The film ends with Martha having stepped seamlessly into Harlan’s shoes. Wearing a throw around her shoulders, she stands on the balcony that now belongs to her, holding his mug, gazing down on his suddenly disenfranchised descendants. It’s a delicious scene which Johnson milks for the maximum amount of feel-good sentiment. Suddenly, the underdog is literally elevated; suddenly, the former high and mighty are underfoot. Until this point, Martha is portrayed as oscillating between two choices presented to her – whether to keep all the money for herself, or to use it to help Harlan’s family. While the film implies that she chooses not to help them, what’s more important is the author’s invisible hand in restricting the viewer’s imaginative possibilities as to what Martha can possibly do with that wealth. Having fluidly become Harlan, she is only allowed one of two roles: that of the ultra-rich wealth hoarder, or the sentimentally-motivated sporadic benefactor.

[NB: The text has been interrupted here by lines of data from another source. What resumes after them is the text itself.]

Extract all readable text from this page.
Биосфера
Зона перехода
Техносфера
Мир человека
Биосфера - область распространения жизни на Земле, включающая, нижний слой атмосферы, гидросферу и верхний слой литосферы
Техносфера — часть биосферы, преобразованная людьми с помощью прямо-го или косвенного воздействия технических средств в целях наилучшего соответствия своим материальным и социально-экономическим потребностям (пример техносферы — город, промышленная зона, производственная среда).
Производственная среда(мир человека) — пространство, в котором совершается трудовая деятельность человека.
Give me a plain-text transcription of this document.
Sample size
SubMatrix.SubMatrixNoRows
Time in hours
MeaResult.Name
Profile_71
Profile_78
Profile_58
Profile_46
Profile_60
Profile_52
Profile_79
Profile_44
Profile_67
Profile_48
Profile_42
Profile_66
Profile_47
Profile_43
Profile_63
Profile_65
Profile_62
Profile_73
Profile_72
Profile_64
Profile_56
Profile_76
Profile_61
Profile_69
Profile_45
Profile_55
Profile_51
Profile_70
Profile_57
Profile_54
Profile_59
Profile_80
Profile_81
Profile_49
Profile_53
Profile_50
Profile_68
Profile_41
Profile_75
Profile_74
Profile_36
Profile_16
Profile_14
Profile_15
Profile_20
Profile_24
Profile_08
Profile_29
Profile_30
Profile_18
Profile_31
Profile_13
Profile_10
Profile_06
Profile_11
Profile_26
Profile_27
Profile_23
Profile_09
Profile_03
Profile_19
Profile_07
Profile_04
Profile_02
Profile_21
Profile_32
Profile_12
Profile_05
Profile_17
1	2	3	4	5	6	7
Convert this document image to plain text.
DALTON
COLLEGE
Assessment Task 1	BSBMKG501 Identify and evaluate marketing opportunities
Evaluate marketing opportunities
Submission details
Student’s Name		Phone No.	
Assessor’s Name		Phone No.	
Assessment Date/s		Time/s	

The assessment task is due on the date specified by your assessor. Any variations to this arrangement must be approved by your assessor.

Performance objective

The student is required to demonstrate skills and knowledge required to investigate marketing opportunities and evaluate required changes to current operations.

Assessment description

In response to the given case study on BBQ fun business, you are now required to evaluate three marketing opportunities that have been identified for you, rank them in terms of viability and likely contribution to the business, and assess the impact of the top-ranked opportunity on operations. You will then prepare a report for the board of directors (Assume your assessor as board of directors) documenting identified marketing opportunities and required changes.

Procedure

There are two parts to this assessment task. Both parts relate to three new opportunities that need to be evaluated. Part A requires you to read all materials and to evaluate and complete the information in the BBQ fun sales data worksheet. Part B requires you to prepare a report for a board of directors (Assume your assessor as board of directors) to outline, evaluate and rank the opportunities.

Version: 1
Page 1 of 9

The spectre of the self-made man?
In Capitalist Realism (which I just read – look out for my next post on it!), Mark Fisher writes that contemporary media is no longer able to imagine concrete alternatives to capitalism. He writes compellingly about how, by presenting capitalism as “real” or natural, we fail to question the historically specific forces that construct current society. Instead, the only solutions offered to the problems of capitalism are solutions that continue to operate within capitalism itself. He also cites Žižek, arguing that films that get us to intellectually and emotionally reject the dangers of capitalism don’t actually get us to question the way our actions are complicit through participation.
Knives Out is a fascinating example of capitalist realism because of the manner in which it seemingly tackles the subject of the real, yet neatly evades it. Its post-modern self-consciousness of genre and narrative suggests a conception of the truth as constructed. Yet its version of the truth is disappointingly simplistic, singular, and moralizing.
In the end, the film is nothing but a prop knife like the one Martha is stabbed with. What appears initially to be pointed and cutting is nothing but a fake-out. The only thing it’s enabled is the self-made man to die by his own hand, his death preceding all narrative and leaving behind an undead spectre that we with our prop knives are unable to kill.